The modulation depths of the DEER signal, reporting on the number of interacting spin labels, yields a value of ∼1.8 for ColA-A192R1 reconstituted into liposomes. Taking the labeling efficiency of almost 100% into account, this would point to a dimeric assembly. Nevertheless, it cannot be excluded that higher oligomers are formed as the number of interacting spins depends on the labeling efficiency, which might be lower than 100% due to partial reduction, the number of protomers in the oligomer and on the dissociation constant for ColA oligomerization in membranes, of which the latter is unknown.

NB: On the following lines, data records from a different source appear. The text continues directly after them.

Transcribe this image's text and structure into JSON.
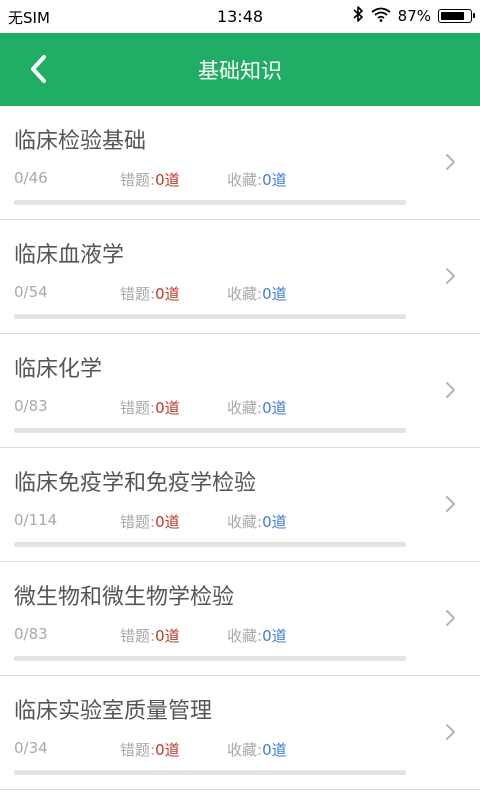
{
  "status_bar": {
    "carrier": "无SIM",
    "time": "13:48",
    "battery": "87%",
    "battery_level": 0.87,
    "icons": [
      "bluetooth-icon",
      "wifi-icon",
      "battery-icon"
    ]
  },
  "header": {
    "title": "基础知识",
    "back_icon": "chevron-left-icon",
    "color": "#1fae63"
  },
  "labels": {
    "wrong": "错题:",
    "favorite": "收藏:"
  },
  "items": [
    {
      "title": "临床检验基础",
      "progress": "0/46",
      "wrong": "0道",
      "favorite": "0道",
      "progress_fraction": 0
    },
    {
      "title": "临床血液学",
      "progress": "0/54",
      "wrong": "0道",
      "favorite": "0道",
      "progress_fraction": 0
    },
    {
      "title": "临床化学",
      "progress": "0/83",
      "wrong": "0道",
      "favorite": "0道",
      "progress_fraction": 0
    },
    {
      "title": "临床免疫学和免疫学检验",
      "progress": "0/114",
      "wrong": "0道",
      "favorite": "0道",
      "progress_fraction": 0
    },
    {
      "title": "微生物和微生物学检验",
      "progress": "0/83",
      "wrong": "0道",
      "favorite": "0道",
      "progress_fraction": 0
    },
    {
      "title": "临床实验室质量管理",
      "progress": "0/34",
      "wrong": "0道",
      "favorite": "0道",
      "progress_fraction": 0
    }
  ]
}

Reconstitution of spin-labeled ColA into liposomes for the EPR experiments was carried out with a high protein : lipid ratio of ∼1 : 500 (M/M) to maximize the EPR signal strength. In order to test if such high protein concentrations in liposomes might artificially induce unspecific oligomerization, we prepared a dilution series with reconstitutions carried out with different protein : lipid ratios, ranging from 1 : 500 to 1 : 5000 (M/M). DEER measurements on these samples (Fig. S2, ESI†) reveal that oligomerization is detectable already at a protein : lipid ratio of 1 : 2500, providing an average membrane area of ∼30 × 30 nm ColA⁻¹ molecule.³⁵ The DEER modulation depths increase with increasing protein : lipid ratio, indicating a high dissociation constant for ColA oligomerization in membranes. For the protein : lipid ratios tested the number of interacting spins determined from the DEER data does not exceed 2, indicating dimerization of the protein.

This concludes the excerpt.